Calculate the line integral $$\int_{\gamma}(y-x)dx+(z-x)dy+(x-y)dz$$ where $\gamma$ is a circunference obtained from the intersection of the sphere $$S=\lbrace (x,y,z)\in \mathbb{R}^{3}:x^2+y^2+z^2=a^2 \rbrace$$ and the plane $S_{1}$ given by the ecuation $y=x\tan \alpha$ and orientation counterclockwise from positive axis $x$ Is my approach below correct or i forget some detail, any feedback or recomendation was very helful and useful. Thanks so much for read me
Notice that the surface $S_{1}$ give recorres all $\mathbb{R}^3$ of form that the plane recorres all $\alpha \in [0,\pi]$ where $\alpha \neq \pi/2$, too can assume that $a\in \mathbb{R}$ with $a\neq 0$.
the intersection of $S \cap S_{1}$ is when both equations are satisface , therefore $y=x\tan \alpha$ in $x^2+y^2+z^2=a^2$ we get $x^2+x^2\tan^2 \alpha+z^2=a^2$ that is equivalent to $x^2(1+\tan^2\alpha)+z^2=a^2$ Which is a circle in the plane $XZ$ Of form that we can see the surface like a \begin{equation} x^2\sec^2 \alpha+z^2=a^2 \end{equation}
For $\alpha \in [0, \pi]$ y $a\in \mathbb{R},a \neq 0$ with $\alpha \neq \pi/2$. Dividing $(1)$ by $a^2$ we get \begin{equation} \frac{x^2}{\frac{a^2}{\sec^2 \alpha}}+\frac{z^2}{a^2}=a^2 \end{equation} \begin{equation} \frac{x^2}{a^2\cos^2 \alpha}+\frac{z^2}{a^2}=a^2 \end{equation} Notice $(3)$ is a easy equation of parametrize.

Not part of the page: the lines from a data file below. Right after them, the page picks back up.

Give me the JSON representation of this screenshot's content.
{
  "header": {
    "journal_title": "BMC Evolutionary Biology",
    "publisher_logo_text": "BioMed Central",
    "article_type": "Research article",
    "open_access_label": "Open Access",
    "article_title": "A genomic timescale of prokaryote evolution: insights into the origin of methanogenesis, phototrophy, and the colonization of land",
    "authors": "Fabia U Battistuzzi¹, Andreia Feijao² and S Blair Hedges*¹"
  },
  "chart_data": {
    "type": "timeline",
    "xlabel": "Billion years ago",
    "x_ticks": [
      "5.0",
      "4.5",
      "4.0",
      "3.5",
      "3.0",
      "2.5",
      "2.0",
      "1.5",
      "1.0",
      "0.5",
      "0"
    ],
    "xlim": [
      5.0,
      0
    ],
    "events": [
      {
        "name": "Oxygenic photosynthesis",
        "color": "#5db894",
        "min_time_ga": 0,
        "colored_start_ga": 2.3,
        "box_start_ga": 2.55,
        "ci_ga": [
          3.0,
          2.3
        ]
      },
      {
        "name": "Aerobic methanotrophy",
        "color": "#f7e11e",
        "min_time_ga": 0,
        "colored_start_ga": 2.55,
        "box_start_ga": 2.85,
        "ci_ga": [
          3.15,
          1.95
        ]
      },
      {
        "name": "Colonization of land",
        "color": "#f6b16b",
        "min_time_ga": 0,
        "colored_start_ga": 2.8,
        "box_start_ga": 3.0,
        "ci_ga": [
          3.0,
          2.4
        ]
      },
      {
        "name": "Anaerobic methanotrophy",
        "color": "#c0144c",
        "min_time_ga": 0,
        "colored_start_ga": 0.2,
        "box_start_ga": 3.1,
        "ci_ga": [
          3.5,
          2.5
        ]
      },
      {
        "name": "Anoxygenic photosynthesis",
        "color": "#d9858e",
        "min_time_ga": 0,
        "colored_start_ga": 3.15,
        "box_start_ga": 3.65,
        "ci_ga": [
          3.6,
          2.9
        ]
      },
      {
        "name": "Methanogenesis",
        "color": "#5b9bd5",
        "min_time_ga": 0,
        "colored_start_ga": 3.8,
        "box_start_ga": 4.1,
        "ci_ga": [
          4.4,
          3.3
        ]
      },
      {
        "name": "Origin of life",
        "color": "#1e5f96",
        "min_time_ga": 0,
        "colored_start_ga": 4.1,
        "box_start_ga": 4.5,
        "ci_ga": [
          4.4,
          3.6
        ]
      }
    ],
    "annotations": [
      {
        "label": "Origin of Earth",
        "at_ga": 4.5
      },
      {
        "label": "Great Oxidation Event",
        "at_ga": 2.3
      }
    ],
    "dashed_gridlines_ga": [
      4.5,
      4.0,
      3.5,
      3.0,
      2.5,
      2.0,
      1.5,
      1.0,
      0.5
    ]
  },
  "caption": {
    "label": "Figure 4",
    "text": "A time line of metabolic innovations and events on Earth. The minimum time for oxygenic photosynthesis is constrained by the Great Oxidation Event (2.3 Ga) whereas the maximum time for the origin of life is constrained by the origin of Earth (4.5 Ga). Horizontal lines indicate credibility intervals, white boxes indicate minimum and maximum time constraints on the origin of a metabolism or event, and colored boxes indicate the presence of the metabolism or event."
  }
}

Let $t\in [0,\pi/2]$ y $\alpha \in [0, \pi]$ with $\alpha \neq \pi/2,a \neq 0$ then \begin{equation} x=a\cos \alpha \sin t \end{equation} \begin{equation} y=0 \end{equation} \begin{equation} z=a\cos t \end{equation} Is one parametrization of the intersection $S \cap S_{1}$ of form that found $\frac{dx}{dt}=a\cos \alpha \cos t$, $\frac{dy}{dt}=0$, $\frac{dz}{dt}=-a\sin t$ and remplazion in the integral
$$\int_{\gamma}(y-x)dx+(z-x)dy+(x-y)dz=4 \int_{0}^{\pi/2}{(-a^2\cos^2 \alpha \sin t \cos t-a^2\cos \alpha \sin^2 t)dt}$$ since $$4\int_{0}^{\pi/2}{(-a^2\cos^2 \alpha \sin t \cos t-a^2\cos \alpha \sin^2 t)dt}=-a^2\cos \alpha(2\cos \alpha+ \pi)$$ then $$\int_{\gamma}(y-x)dx+(z-x)dy+(x-y)dz=-a^2\cos \alpha(2\cos \alpha+ \pi)$$